Spartan
dir. David Mamet
Warner Bros.
It's safe to assume that most of the people who seek out David Mamet's Spartan will be drawn in by his renown for crafting thrillers for the intellectual set. Those who expect a sterile exercise in script recitation will likely be surprised, however, by all the squib-bursting, woman-punching, testosterone-stoked havoc. Mamet has nurtured a reputation for using rather clichéd genre pieces as staging grounds for his elemental approach to drama and his parsimonious dialogue. Not until Spartan, however, have his efforts as a director been applied to a story exciting enough to make such a compelling movie. Here, he indulges a story as pulpy and lurid as his words and direction are spare and restrained.

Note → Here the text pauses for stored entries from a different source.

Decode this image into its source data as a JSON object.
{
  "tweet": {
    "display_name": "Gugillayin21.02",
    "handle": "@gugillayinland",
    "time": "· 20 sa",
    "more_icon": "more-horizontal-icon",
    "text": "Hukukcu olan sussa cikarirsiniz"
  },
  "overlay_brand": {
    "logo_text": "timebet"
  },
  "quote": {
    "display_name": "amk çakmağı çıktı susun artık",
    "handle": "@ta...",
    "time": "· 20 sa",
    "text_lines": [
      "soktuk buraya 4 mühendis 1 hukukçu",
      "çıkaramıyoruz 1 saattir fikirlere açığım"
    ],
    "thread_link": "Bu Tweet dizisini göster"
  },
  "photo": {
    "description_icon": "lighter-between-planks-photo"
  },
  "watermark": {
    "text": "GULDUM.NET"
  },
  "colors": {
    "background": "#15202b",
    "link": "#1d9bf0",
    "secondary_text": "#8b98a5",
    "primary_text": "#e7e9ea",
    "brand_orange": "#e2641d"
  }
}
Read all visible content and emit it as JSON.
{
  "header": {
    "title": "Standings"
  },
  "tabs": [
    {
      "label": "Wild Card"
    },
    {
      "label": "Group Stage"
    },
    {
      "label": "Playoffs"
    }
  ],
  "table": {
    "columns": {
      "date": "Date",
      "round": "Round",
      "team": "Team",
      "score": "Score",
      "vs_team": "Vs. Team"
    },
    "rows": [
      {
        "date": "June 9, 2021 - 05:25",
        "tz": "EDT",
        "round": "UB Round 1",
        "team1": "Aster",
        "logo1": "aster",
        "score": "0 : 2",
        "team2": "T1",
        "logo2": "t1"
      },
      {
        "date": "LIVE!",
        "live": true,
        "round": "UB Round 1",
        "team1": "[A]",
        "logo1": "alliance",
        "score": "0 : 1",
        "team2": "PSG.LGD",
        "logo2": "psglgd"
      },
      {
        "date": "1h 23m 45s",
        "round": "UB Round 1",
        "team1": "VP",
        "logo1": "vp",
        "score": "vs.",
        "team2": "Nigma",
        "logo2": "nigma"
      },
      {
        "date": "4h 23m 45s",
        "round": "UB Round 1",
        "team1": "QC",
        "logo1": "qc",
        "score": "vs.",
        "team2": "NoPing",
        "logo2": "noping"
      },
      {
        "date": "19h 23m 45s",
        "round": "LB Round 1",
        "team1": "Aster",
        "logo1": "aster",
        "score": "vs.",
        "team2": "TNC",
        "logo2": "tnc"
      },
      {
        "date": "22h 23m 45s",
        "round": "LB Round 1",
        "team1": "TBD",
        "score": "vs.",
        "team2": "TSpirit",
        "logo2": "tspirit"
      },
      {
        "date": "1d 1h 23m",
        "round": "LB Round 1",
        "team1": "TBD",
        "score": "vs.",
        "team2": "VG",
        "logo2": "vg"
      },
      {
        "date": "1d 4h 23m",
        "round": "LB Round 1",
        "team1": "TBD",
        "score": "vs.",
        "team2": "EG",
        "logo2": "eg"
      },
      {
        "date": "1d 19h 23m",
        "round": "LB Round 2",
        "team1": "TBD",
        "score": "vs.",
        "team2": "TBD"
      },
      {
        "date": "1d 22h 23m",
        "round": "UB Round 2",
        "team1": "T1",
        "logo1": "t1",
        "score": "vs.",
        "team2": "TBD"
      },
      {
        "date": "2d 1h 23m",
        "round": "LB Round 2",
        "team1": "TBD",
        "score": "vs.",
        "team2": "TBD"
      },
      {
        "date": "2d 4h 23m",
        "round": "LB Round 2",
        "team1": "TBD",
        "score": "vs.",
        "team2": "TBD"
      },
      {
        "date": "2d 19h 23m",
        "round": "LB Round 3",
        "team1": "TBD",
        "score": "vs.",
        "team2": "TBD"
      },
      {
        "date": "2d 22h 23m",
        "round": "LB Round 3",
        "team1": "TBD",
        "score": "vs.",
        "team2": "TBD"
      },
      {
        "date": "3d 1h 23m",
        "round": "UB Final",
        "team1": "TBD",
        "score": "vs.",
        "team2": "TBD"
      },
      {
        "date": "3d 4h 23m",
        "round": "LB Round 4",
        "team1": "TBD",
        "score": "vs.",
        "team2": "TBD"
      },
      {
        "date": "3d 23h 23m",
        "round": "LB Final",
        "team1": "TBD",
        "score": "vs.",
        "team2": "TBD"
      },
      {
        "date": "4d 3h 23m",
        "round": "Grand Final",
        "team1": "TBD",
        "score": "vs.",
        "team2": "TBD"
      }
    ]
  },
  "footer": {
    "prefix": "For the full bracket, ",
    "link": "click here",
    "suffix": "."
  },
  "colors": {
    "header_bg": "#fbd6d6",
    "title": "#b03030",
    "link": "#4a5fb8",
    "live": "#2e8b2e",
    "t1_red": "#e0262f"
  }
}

Val Kilmer plays a secret government agent who springs into action when the president's daughter is kidnapped. Predictably enough, his investigation leads down dark corridors his superiors wish to keep hidden and, when he learns too much, he must go rogue to fulfill his mission. Naturally, he comes to question where his true allegiances lie, and the process leads him to ever greater levels of self-actualization.
Given Mamet's usual narrative economy, though, what is really surprising is just how far into direct-to-Cinemax territory he is willing to carry his story. Not only does Kilmer's character have to fight the good fight of Mamet's trademarked working everyman, he also has to fight against mustache-twirling Arab supervillians, sociopathic pimps, the bustling Boston sex slave trade and a massive government conspiracy. If there is any balance in this world, right now Jerry Bruckheimer is recasting his King Arthur to feature Mamet regular Ricky Jay as Merlin, who will refer to Arthur only as "the man" and Excalibur only as "the sword."
Spartan finds all involved pushing at the boundaries set by their previous work. Where Mamet lunges towards violent hyperbole, Kilmer moves in exactly the opposite direction: By choosing such films as Spartan, Wonderland and The Salton Sea, he seems intent on adding a veneer of arthouse credibility to his fizzling role as a bankable box-office star. He chooses to grapple with Mamet and acquits himself well, smuggling a surprising amount of warmth and nuance into the writer-director's chilly asthetic. The central relationship, between Kilmer and his trainee and new partner Derek Luke, is ably played, particularly considering that both actors are novices in the Mamet system. Kilmer in particular is adept at conjuring several different levels of desperate belligerence out of that peculiar voice Mamet bestows upon almost all of his creations. The main characters are enthusiastically supported by a team of Mamet veterans (William H. Macy, Clark Gregg, Ed O'Neill) who bark out exposition and slight variations on the movie's signature exclamation, "Where's the girl?" The absence of repertory member (and Mamet spouse) Rebecca Pidgeon is keenly felt, considering the performance she might have given as a world-weary Beantown madam.
Spartan also expands stylistically on previous Mamet efforts. Juan Ruiz Anchia, who turned in rather anonymous cinematography on Glengarry Glen Ross and Things Change, is much more active here, bathing night scenes in the blue glow of fluorescents and enlivening daylight scenes with color pops and overexposed sunlight. These gestures toward an available-light aesthetic, while nothing to recommend the film on their own, help move this production as far from a talking-heads, filmed script reading as a Mamet film has ever been. Similarly, the inclusion of nonverbal action set pieces like a shootout at a roadside diner help set Spartan a step beyond the conventions of its pedigree.
Ultimately, the film is well served by its contradictory impulses toward both dialogue-driven character study and flying-bullets exploitation flick. On one hand, the rather staid Mamet approach to filmmaking frames his wildly trashy story in a much-needed deadpan. Written or acted with any less care, the film would seem hopelessly cartoonish. By the same token, the more explicitly violent content helps to validate the themes of masculinity and cunning to which Mamet's films have never been particularly well suited. Consider that for all the supposed stoicism and blue-collar simplicity of the criminals in Heist or the con artists of The Spanish Prisoner, they do tend to resolve their conflicts by trading well-mannered witticisms and then outwitting each other with increasingly elaborate schemes. When violence does sprout in these films, it's presented as little more than Mamet's machine-gun patois made manifest the only fitting end to a con man caught one retort short. How can it be that for all the testosterone that David Mamet has spilled in film, the men of Spartan are the first who are willing to shut up and crack skulls?